İki toplum arasındaki çatışmaları engellemek üzere BM denetiminde yaratılmış bu hatta, bugün Barış Gücü’nün yanı sıra hem uluslararası hem de iki toplumun temsilcilerinin ortaklaşa kurduğu sivil toplum kuruluşları yer alıyor. Böylece ne Kuzey’de ne de Güney’de yer almış oluyor, iki toplumu da küstürmüyorlar.

AHDR ve Sergi

Yeşil Hat’ta, iki katlı bir binayı restore eden Home forCooperation (H4C), toplumlar arası işbirliği ve diyalogu artırmak üzere faaliyet gösteriyor. Eskiden bir Ermeni ailesine ait olan binada konferans ve sergi alanları, kütüphane ve arşiv bölümü var. Ölü alanı canlandırmak ve bir bölünme sembolü olması yerine bir işbirliği alanına dönüştürmek amacıyla kurulmuş. Eleştirel bir bakışla ortak tarihe sahip çıkarak yeniden oluşturmayı amaçlıyor.HDR 12 Mayıs Cumartesi gün Yeşil Hat’ta Kıbrıs Birbirimizle Konuşmak’ sergisine ev sahipliği yaptı.Home for Cooperation’ın kurucusu The Association for Historical Dialogue and Research/Tarihsel Diyalog ve Araştırma Derneği (AHDR), Kıbrıs’ın iki toplumlu STK’sı. Rumlar ve Türkler ortaklaşa çalışıyor.

AHDR, 12 Mayıs Cumartesi günü Yeşil Hat’ta Goethe Enstitüsü’nün binasında ‘Birbirimizle Konuşmak’ sergisine ev sahipliği yaptı. Sergi aynı adlı projenin bir ürünü. Proje, Ermenistan ve Türkiye halklarının uzlaşma sürecine katkıda bulunmak amacını güdüyor. Sergide Ermenistan ve Türkiye’den sıradan insanların iç içe örülmüş olan geçmişleri hakkındaki hatıraları kendi sözleriyle paylaşılıyor. 2009’da her iki ülkede gerçekleştirilen sözlü tarih görüşmelerinden kaynağını alan bu sözler, metin ve video olarak sergileniyor.
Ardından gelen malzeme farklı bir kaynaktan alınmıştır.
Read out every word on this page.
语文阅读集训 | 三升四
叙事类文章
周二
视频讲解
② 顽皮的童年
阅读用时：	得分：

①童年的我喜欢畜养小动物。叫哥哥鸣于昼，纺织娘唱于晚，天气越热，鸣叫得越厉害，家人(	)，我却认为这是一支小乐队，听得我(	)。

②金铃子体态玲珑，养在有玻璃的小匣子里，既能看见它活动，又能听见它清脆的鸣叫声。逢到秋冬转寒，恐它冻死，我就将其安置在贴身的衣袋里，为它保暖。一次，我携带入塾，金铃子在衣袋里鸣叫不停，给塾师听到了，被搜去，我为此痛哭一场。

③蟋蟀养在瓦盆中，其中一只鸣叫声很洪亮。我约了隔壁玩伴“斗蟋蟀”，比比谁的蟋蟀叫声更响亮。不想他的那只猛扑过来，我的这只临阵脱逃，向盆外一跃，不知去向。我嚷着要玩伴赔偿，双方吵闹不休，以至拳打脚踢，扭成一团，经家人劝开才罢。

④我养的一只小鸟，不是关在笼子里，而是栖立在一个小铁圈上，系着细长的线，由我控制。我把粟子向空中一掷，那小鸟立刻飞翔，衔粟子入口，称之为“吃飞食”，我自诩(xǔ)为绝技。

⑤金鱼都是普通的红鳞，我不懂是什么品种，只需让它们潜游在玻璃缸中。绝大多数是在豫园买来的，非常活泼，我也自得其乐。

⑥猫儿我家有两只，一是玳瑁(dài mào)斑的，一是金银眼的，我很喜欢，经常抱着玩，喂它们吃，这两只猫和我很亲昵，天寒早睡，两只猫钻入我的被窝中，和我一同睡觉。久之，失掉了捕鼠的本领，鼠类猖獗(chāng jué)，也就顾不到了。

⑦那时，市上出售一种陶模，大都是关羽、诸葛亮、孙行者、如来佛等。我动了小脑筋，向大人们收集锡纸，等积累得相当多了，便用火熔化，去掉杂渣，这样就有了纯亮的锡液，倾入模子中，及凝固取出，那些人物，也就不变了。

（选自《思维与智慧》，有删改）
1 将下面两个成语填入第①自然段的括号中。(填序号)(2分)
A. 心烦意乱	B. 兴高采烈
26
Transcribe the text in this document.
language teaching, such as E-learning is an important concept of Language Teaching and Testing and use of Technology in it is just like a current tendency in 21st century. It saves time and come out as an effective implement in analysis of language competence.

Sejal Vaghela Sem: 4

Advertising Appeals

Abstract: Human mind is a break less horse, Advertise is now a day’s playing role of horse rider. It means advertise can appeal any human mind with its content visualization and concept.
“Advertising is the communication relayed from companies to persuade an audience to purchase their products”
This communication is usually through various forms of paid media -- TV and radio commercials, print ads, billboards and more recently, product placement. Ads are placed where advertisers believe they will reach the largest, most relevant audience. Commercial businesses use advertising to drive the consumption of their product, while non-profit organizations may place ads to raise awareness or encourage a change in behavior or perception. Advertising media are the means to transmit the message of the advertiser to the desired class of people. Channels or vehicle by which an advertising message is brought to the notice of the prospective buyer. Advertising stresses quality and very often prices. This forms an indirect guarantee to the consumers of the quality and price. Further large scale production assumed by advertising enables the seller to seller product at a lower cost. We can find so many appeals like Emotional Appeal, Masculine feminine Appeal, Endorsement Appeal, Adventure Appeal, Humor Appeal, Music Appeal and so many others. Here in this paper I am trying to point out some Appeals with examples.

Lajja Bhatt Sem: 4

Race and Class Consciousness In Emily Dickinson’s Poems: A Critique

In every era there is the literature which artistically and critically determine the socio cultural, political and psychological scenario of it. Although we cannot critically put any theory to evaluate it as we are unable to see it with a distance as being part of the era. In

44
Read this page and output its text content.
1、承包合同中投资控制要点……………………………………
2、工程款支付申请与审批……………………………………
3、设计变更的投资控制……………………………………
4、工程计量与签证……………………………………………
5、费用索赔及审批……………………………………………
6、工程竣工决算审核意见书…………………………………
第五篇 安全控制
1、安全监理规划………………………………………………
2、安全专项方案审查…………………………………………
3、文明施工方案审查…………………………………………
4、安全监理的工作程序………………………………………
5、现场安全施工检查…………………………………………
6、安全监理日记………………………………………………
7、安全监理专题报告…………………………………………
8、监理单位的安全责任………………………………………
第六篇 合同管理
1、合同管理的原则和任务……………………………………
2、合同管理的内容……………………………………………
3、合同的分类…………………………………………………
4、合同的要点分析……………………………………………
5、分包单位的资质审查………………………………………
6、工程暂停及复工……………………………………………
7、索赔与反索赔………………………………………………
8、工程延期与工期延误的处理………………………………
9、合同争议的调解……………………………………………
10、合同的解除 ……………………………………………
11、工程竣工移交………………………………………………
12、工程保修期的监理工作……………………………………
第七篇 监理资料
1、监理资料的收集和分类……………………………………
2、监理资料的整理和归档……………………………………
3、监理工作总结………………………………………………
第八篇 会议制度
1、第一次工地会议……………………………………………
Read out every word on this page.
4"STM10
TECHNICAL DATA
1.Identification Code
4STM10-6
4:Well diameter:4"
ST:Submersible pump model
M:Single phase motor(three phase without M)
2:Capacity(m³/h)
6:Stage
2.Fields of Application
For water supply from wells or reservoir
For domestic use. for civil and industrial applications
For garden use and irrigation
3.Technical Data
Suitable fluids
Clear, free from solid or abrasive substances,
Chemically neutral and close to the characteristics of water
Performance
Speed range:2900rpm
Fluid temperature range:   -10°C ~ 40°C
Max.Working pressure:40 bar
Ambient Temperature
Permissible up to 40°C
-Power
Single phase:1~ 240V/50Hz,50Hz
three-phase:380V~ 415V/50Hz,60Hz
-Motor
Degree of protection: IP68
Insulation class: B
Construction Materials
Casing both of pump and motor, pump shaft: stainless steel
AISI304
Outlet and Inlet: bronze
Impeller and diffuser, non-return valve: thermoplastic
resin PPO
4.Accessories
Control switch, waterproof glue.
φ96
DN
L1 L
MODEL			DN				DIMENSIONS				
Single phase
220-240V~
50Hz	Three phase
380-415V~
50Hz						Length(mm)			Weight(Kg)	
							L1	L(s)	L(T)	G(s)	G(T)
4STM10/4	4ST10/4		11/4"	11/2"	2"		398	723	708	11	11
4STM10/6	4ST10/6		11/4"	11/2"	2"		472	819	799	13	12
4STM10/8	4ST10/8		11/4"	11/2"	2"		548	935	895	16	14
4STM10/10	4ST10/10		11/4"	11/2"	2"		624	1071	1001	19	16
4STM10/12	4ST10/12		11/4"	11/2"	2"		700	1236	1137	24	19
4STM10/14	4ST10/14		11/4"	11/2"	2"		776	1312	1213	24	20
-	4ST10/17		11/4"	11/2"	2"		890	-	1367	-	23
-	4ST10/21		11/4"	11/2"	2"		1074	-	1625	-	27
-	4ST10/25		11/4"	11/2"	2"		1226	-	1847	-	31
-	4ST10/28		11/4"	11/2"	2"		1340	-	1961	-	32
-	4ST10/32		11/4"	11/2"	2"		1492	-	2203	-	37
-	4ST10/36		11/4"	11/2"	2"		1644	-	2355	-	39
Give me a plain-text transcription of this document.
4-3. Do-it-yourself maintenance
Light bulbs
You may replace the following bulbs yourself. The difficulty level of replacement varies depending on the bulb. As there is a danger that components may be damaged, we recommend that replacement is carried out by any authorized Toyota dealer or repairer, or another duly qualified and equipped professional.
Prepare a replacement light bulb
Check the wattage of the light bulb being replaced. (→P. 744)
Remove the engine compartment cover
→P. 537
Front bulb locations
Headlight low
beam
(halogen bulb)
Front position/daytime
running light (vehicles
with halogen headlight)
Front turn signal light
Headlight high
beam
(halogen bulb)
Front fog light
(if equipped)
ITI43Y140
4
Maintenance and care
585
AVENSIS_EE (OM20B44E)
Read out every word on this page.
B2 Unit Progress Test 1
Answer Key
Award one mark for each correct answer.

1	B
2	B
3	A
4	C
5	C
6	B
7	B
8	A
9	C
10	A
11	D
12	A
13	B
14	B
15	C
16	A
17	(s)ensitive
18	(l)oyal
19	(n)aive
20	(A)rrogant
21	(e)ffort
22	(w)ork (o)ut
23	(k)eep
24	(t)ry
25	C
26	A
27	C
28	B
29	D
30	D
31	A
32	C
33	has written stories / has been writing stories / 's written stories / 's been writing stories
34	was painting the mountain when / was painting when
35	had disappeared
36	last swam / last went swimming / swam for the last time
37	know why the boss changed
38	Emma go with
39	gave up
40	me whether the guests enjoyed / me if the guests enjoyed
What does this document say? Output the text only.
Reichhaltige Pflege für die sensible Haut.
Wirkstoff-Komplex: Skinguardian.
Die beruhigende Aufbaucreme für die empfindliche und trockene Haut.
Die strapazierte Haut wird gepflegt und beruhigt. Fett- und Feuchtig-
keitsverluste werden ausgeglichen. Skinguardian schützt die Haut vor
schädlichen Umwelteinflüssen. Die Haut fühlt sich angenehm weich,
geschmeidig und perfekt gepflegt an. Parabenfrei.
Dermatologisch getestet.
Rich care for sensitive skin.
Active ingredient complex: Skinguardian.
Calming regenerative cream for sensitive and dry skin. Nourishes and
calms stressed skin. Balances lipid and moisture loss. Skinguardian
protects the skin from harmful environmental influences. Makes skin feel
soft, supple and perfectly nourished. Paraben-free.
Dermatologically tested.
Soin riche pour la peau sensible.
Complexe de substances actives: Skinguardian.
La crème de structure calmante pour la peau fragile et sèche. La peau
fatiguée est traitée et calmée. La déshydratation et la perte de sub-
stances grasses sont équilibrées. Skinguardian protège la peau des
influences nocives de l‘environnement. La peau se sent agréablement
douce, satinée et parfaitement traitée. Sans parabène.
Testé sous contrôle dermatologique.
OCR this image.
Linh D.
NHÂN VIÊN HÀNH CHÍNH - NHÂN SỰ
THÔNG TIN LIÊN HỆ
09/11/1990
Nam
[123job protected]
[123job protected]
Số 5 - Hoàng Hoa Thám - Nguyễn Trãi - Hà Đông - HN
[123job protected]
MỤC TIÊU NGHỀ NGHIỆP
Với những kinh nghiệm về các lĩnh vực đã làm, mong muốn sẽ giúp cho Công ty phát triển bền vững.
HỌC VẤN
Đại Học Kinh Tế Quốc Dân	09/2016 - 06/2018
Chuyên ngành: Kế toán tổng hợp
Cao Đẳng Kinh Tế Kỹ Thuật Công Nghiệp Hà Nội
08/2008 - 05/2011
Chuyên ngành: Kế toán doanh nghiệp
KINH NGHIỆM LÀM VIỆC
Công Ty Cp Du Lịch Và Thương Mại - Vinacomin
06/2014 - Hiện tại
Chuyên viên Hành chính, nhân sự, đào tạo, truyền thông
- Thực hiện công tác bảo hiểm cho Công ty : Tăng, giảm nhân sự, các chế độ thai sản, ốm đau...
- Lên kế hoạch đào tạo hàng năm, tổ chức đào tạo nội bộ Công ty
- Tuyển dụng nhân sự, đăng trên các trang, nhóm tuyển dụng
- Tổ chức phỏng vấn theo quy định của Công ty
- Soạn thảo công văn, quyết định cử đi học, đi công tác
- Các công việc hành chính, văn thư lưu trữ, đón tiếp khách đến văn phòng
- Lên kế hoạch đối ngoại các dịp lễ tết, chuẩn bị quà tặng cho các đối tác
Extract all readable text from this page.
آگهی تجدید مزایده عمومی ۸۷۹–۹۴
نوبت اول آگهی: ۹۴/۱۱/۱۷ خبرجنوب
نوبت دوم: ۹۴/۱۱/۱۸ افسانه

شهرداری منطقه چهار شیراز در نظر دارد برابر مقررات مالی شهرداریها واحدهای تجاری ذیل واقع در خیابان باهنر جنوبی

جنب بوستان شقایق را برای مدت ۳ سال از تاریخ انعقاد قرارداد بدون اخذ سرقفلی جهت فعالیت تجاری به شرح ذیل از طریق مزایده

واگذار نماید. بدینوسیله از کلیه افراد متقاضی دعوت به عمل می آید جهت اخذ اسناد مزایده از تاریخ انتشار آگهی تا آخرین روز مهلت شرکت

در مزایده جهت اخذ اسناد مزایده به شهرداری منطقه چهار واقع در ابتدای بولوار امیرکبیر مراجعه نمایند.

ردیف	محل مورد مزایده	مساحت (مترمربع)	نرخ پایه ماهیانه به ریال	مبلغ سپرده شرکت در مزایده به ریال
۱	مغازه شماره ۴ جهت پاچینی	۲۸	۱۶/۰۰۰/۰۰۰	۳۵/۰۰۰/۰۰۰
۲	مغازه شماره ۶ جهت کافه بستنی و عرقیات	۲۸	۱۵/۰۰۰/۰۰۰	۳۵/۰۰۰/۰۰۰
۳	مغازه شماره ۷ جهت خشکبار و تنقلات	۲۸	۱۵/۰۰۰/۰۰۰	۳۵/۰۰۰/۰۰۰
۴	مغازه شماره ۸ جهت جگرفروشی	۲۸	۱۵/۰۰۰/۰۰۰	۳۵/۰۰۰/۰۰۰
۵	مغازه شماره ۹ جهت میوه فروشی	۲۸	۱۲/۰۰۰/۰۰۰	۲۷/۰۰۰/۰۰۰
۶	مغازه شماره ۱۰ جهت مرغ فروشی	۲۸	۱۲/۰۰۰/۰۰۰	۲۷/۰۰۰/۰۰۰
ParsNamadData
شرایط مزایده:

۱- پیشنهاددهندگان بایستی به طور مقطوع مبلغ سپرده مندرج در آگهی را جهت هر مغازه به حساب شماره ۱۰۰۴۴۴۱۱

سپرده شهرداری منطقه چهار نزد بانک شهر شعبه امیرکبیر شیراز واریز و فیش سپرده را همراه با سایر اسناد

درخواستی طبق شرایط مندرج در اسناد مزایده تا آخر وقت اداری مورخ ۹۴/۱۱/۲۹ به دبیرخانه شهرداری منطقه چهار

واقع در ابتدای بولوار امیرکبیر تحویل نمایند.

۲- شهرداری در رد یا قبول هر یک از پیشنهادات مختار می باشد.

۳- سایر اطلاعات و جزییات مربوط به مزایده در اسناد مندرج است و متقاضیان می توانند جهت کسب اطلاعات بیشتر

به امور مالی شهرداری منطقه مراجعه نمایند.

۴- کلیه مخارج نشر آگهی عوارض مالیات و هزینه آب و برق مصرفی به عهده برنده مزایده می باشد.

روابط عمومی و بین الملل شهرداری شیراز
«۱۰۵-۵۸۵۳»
Proje ve sergi, dvv international (Alman Halk Eğitim Merkezleri Birliği Uluslararası Enstitüsü) tarafından, Anadolu Kültür (Türkiye), Ermenistan Oyuncular Birliği ve Hazarashen-Etnolojik Çalışmalar Ermeni Merkezi (Ermenistan) işbirliği ile yürütülüyor. Ermeni soykırımı ile lekelenmiş bu ortak geçmişin izlerini, sergideki anlatımlarda görmek mümkün. Yurt özlemini de, öfkeyi de, bağışlamayı da. Sergi 3 Haziran’a kadar Kıbrıs’ta, Eylül’de Paris’te, Kasım’da ise Berlin’de açılacak.

Adres neydi?

Bölünmüş bir ülkenin Yeşil Hat’tında çalışma yapmak, hele geçmişle yüzleşmek pek kolay olmuyor. Yabancılar -ki buna Türkler de doğal olarak dahil-, bu alana vize işlevi gören damgalanan bir kağıtla giriyor. Kıbrıs vatandaşları açısından iki tarafa geçmekte bir sorun yok. Güney’den ara bölgeye elini kolunu sallayarak geçiyorsun, damgalanma KKTC’ye özgü. Ancak Türkiye Cumhuriyeti vatandaşları ve KKTC vatandaşı yapılmış Türkler için Kıbrıs, Yeşil Hat’tın Rum tarafındaki sınır kapısında son buluyor. Sorun sadece ziyaretçilere özgü değil. Bu alanda faaliyet gösteren iki toplumlu sivil toplum örgütleri açısından bir de adres sorunu var. Eskiden Lefkoşa /Lefkosia’nın ortasından geçen şık ve geniş ana cadde şimdi Kuzey’den Güney’e uzanırken, Yeşil Hat’tın ortasından da geçiyor. Britanya işgali sırasında ve bitene kadar caddenin adı VII. Edward caddesi. Kıbrıs bağımsızlığına kavuşunca yönetim, caddenin adını değiştiriyor ve Markos Drakos yapıyor. Markos Drakos, Britanyalılara karşı Kıbrıs’ın bağımsızlığı için savaşırken öldürülen bir EOKA üyesi. Türklerin misillemesi çok gecikmiyor, caddenin kuzeye uzanan bölümüne (aslında hepsine) II. Selim adını veriyorlar. (Bu bilgiyi benimle paylaşan Antonis’e teşekkürlerimle). Sadece bu cadde, Kıbrıs’ın durumu hakkında yeteri kadar bilgi veriyor. Çünkü bu kez de Yeşil Hat’ta yer alan ADHR açısından adres sorunu doğuyor. Caddenin hangi ismini kullanmalılar? II. Selim demeleri durumunda, yani adresi Kuzey Kıbrıs’ta gösterdikleri takdirde, orası olmayan ülke hükmünde olduğundan, yurtdışından gelen posta önce Güney Kıbrıs’a yani Kıbrıs’ın uluslararası planda tanınan resmi hükümetinin posta idaresine gidiyor, ancak oradan gelirse geliyor. Markos Drakos dedikleri zaman da Türkleri kızdırma tehlikesi var. Ancak uluslararası yazışma açısından resmi adres de bu.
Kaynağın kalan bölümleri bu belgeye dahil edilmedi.